New York Times gets meta-rickrolled

March 28, 2008

astley2.jpgYou may have read recently about an Internet phenomenon called “rickrolling ,” which sends unsuspecting Web users to YouTube videos of Rick Astley’s ’80s pop single “Never Gonna Give You Up.” The New York Times wrote up the supposedly hilarious phenomenon on Monday, referencing a prank that purportedly interrupted a women’s basketball game:

“Two men on the sidelines surprised the crowd by blasting the British singer Rick Astley’s 1987 hit song “Never Gonna Give You Up” through the gym, while one, dressed as a look-alike in Mr. Astley’s signature trench coat, lip-synched and mugged to the music: a popular prank known as rickrolling.”

Unfortunately for the Times, it was the paper itself that got rolled. The Times originally reported that the pranksters interrupted the game and bewildered the crowd. Turns out it was just the result of some clever video editing, leading to a correction on Thursday:

An article on Monday about a popular Internet video prank known as rickrolling referred incorrectly to its use during a March 8 women’s basketball game at Eastern Washington University, based on information provided by Pawl Fisher, a student; Davin Perry, who shoots game videos for the university; and Dave Cook, its sports information director. The stunt, which involves a person lip-synching the 1980s hit song “Never Gonna Give You Up” while dressed as the British singer Rick Astley, was performed before the start of four separate basketball games, and the pranksters distilled the performances into a YouTube video. The March 8 game, between Eastern Washington and Montana State, was not interrupted by a performance.
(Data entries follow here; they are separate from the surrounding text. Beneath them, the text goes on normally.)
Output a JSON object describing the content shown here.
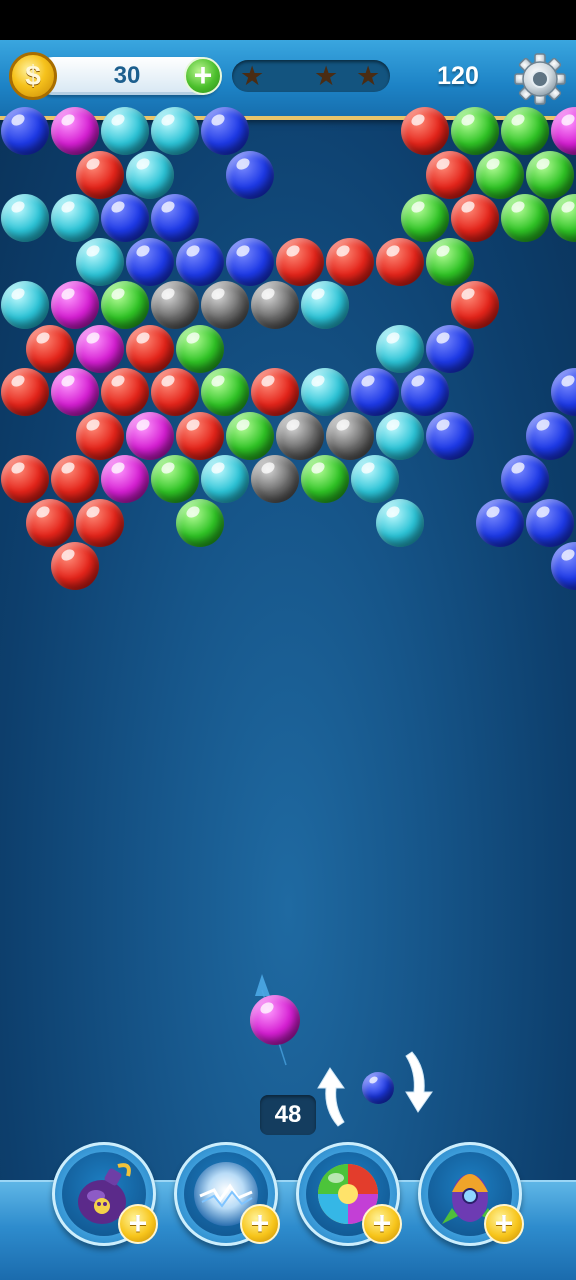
{
  "hud": {
    "coins": "30",
    "coin_symbol": "$",
    "add_symbol": "+",
    "stars_earned": 0,
    "stars_total": 3,
    "score": "120"
  },
  "shooter": {
    "current_color": "magenta",
    "next_color": "blue",
    "shots_left": "48"
  },
  "boosters": [
    {
      "name": "bomb-potion",
      "add_symbol": "+"
    },
    {
      "name": "lightning-orb",
      "add_symbol": "+"
    },
    {
      "name": "rainbow-ball",
      "add_symbol": "+"
    },
    {
      "name": "rocket-ship",
      "add_symbol": "+"
    }
  ],
  "colors": {
    "hud_blue": "#1d83c6",
    "gold_border": "#e9c46a",
    "background": "#165589"
  },
  "board": [
    "BMCCB...RGGMB.",
    ".RC.B...RGG...",
    "CCBB....GRGG..",
    ".CBBBRRRG.....",
    "CMGXXXC..R....",
    "RMRG...CB..BB.",
    "RMRRGRCBB..B..",
    ".RMRGXXCB.B...",
    "RRMGCXGC..B...",
    "RR.G...C.BB...",
    ".R.........B.."
  ]
}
Local TV station KHQ flagged the error, noting: “After confirming the video was a fake, KHQ did not run the story. The New York Times did.”

And what does Mr. Astley himself think about this? The LA Times blog Web Scout managed to track him down.

“Listen, I just think it’s bizarre and funny. My main consideration is that my daughter doesn’t get embarrassed about it,” he said. “If I was a young kid now looking at that song, I’d have to say I’d think it was pretty naff, really.”